Namun solusi ini justru akan membawa persoalan baru mengingat anak-anak otomatis berkumpul dalam satu tempat dan kemungkinan jumlahnya banyak sehingga menyalahi protokol kesehatan di masa pandemi.
Stres akibat sistem pembelajaran online bukan hanya dialami orangtua dan siswa, tapi juga guru-guru pengajar.
Mereka mau tidak mau harus menggunakan teknologi pembelajaran berbasis aplikasi untuk memudahkan siswa dalam menerima pengajaran.
• Razia Malam Kota Kediri, 7 Pasangan Bukan Suami Istri di Kamar Kos Dikeler ke Kantor Satpol-PP
• Sanksi Warga Tulungagung yang Ketahuan Tak Pakai Masker, Menghafal Pancasila sampai Kerja Sosial
Misalnya harus menggunakan video dan audio untuk menerangkan pelajaran, atau membuat power point atau dalam bentuk format lainnya.
Bagi guru yang idealis, punya banyak waktu luang dan menguasai teknologi mungkin justru jadi tantangan dan tidak ada masalah. Namun masalahnya bagi guru yang sudah lanjut usia, yang sudah mau pensiun serta gagap teknologi, apakah mereka mau belajar.
"Alasan stres di masa pandemi dialami guru karena mereka harus stand by membawa dan melihat ponsel. Setiap ada siswa yang bertanya tentang pelajaran mereka harus menjawab satu per satu via japri," jelasnya.
Terlebih bila guru tersebut menjadi wali kelas.
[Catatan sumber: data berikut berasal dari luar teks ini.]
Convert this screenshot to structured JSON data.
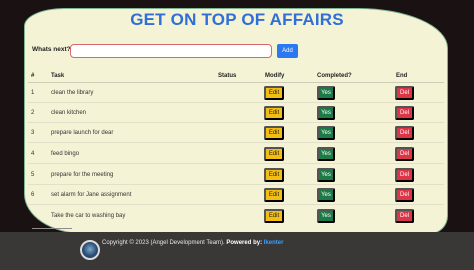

Selain mengurusi pelajarannya sendiri, masih mengkoordinir pelajaran guru lainnya.
• Dirujuk Kembali ke RS karena Kondisi Belum Pulih, Eks Pasien Covid-19 di Ponorogo Minta Pulang
• UPDATE CORONA di Kota Madiun Senin 24 Agustus, Tambah 2 Kasus, Jumlah Pasien Positif Tembus 64 Orang
Persoalan juga muncul ketika sistem pembelajaran online diberlakukan untuk siswa–siswa inklusi atau berkebutuhan khusus.
"Kebutuhan pendampingan belajar mereka harus intens dan lebih," ungkapnya.